Published studies and our preliminary data have established that fatty acids (FA) metabolism plays a crucial role in MuSC function. However, the molecular mechanisms involved remain unknown. This research program aims to first identify which FAs are essential for an efficient myogenic program. Next, we will unravel their impact on energy metabolism and epigenetics. Finally, based on the identified FAs, we will develop strategies to modulate FA metabolism by targeting FA synthesis or availability, in order to specifically promote MuSC quiescence, proliferation or differentiation. Isolation and characterization of muscle stem cells from transgenic mouse models using flow cytometry (FACS). Induction of skeletal muscle injury in mice by intramuscular barium chloride injection, followed by analysis of muscle regeneration processes. Histological and immunofluorescence analyses on muscle sections combined with advanced microscopy imaging. The project will also involve primary cell culture, lipidomic data analysis, and the use of standard molecular and cellular biology techniques, including qPCR, western blotting, gene expression analysis, and protein characterization. The candidate will gain interdisciplinary training at the interface between stem cell biology, metabolism, and muscle physiology.

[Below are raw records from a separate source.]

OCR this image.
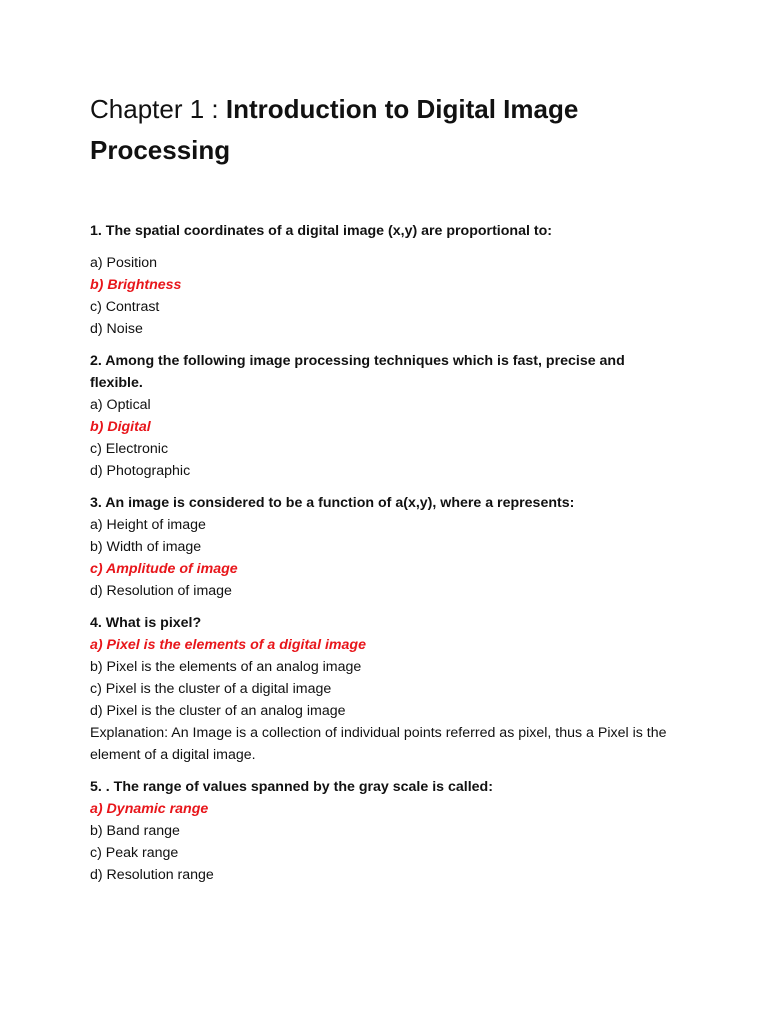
Chapter 1 : Introduction to Digital Image Processing

1. The spatial coordinates of a digital image (x,y) are proportional to:

a) Position

b) Brightness

c) Contrast

d) Noise

2. Among the following image processing techniques which is fast, precise and flexible.

a) Optical

b) Digital

c) Electronic

d) Photographic

3. An image is considered to be a function of a(x,y), where a represents:

a) Height of image

b) Width of image

c) Amplitude of image

d) Resolution of image

4. What is pixel?

a) Pixel is the elements of a digital image

b) Pixel is the elements of an analog image

c) Pixel is the cluster of a digital image

d) Pixel is the cluster of an analog image

Explanation: An Image is a collection of individual points referred as pixel, thus a Pixel is the element of a digital image.

5. . The range of values spanned by the gray scale is called:

a) Dynamic range

b) Band range

c) Peak range

d) Resolution range
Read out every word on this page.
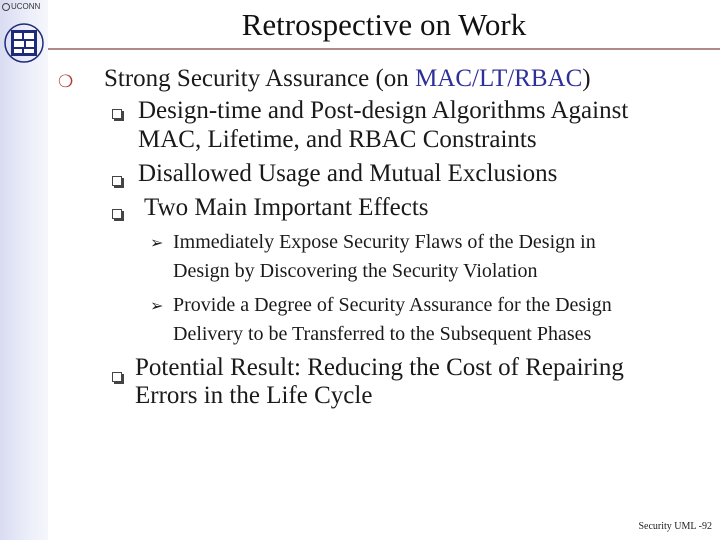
UCONN
Retrospective on Work
❍ Strong Security Assurance (on MAC/LT/RBAC)
Design-time and Post-design Algorithms Against
MAC, Lifetime, and RBAC Constraints
Disallowed Usage and Mutual Exclusions
Two Main Important Effects
➢ Immediately Expose Security Flaws of the Design in
Design by Discovering the Security Violation
➢ Provide a Degree of Security Assurance for the Design
Delivery to be Transferred to the Subsequent Phases
Potential Result: Reducing the Cost of Repairing
Errors in the Life Cycle
Security UML -92
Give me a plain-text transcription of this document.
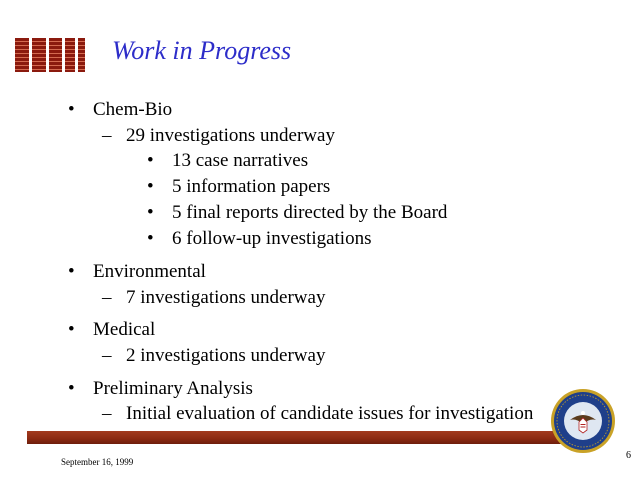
Work in Progress
• Chem-Bio
– 29 investigations underway
• 13 case narratives
• 5 information papers
• 5 final reports directed by the Board
• 6 follow-up investigations
• Environmental
– 7 investigations underway
• Medical
– 2 investigations underway
• Preliminary Analysis
– Initial evaluation of candidate issues for investigation
September 16, 1999
6
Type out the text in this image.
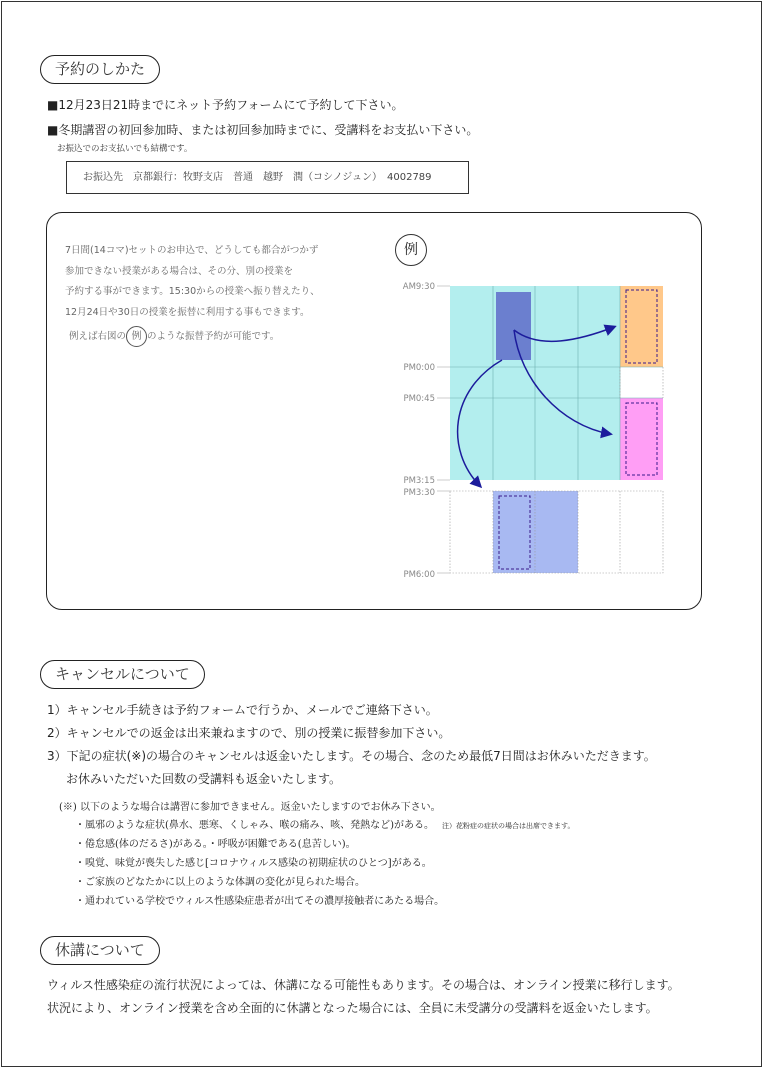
予約のしかた
■12月23日21時までにネット予約フォームにて予約して下さい。
■冬期講習の初回参加時、または初回参加時までに、受講料をお支払い下さい。
お振込でのお支払いでも結構です。
お振込先　京都銀行：牧野支店　普通　越野　潤（コシノジュン）　4002789
7日間(14コマ)セットのお申込で、どうしても都合がつかず
参加できない授業がある場合は、その分、別の授業を
予約する事ができます。15:30からの授業へ振り替えたり、
12月24日や30日の授業を振替に利用する事もできます。
例えば右図の 例 のような振替予約が可能です。
例
AM9:30
PM0:00
PM0:45
PM3:15
PM3:30
PM6:00
キャンセルについて
1）キャンセル手続きは予約フォームで行うか、メールでご連絡下さい。
2）キャンセルでの返金は出来兼ねますので、別の授業に振替参加下さい。
3）下記の症状(※)の場合のキャンセルは返金いたします。その場合、念のため最低7日間はお休みいただきます。
お休みいただいた回数の受講料も返金いたします。
(※) 以下のような場合は講習に参加できません。返金いたしますのでお休み下さい。
・風邪のような症状(鼻水、悪寒、くしゃみ、喉の痛み、咳、発熱など)がある。 注）花粉症の症状の場合は出席できます。
・倦怠感(体のだるさ)がある。・呼吸が困難である(息苦しい)。
・嗅覚、味覚が喪失した感じ[コロナウィルス感染の初期症状のひとつ]がある。
・ご家族のどなたかに以上のような体調の変化が見られた場合。
・通われている学校でウィルス性感染症患者が出てその濃厚接触者にあたる場合。
休講について
ウィルス性感染症の流行状況によっては、休講になる可能性もあります。その場合は、オンライン授業に移行します。
状況により、オンライン授業を含め全面的に休講となった場合には、全員に未受講分の受講料を返金いたします。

Les candidats doivent être titulaires d'un Master apportant des connaissances théoriques en biologie cellulaire musculaire ou en physiologie. Un intérêt pour les études utilisant des modèles animaux est requis. Une expérience préalable en biochimie, biologie moléculaire, analyses omiques, ainsi qu'une initiation à l'expérimentation chez le rongeur constitueraient un atout.
Niveau d'anglais requis : intermédiaire supérieur. Le candidat doit être capable d'utiliser la langue efficacement et de s'exprimer avec précision. La maîtrise du français n'est pas obligatoire.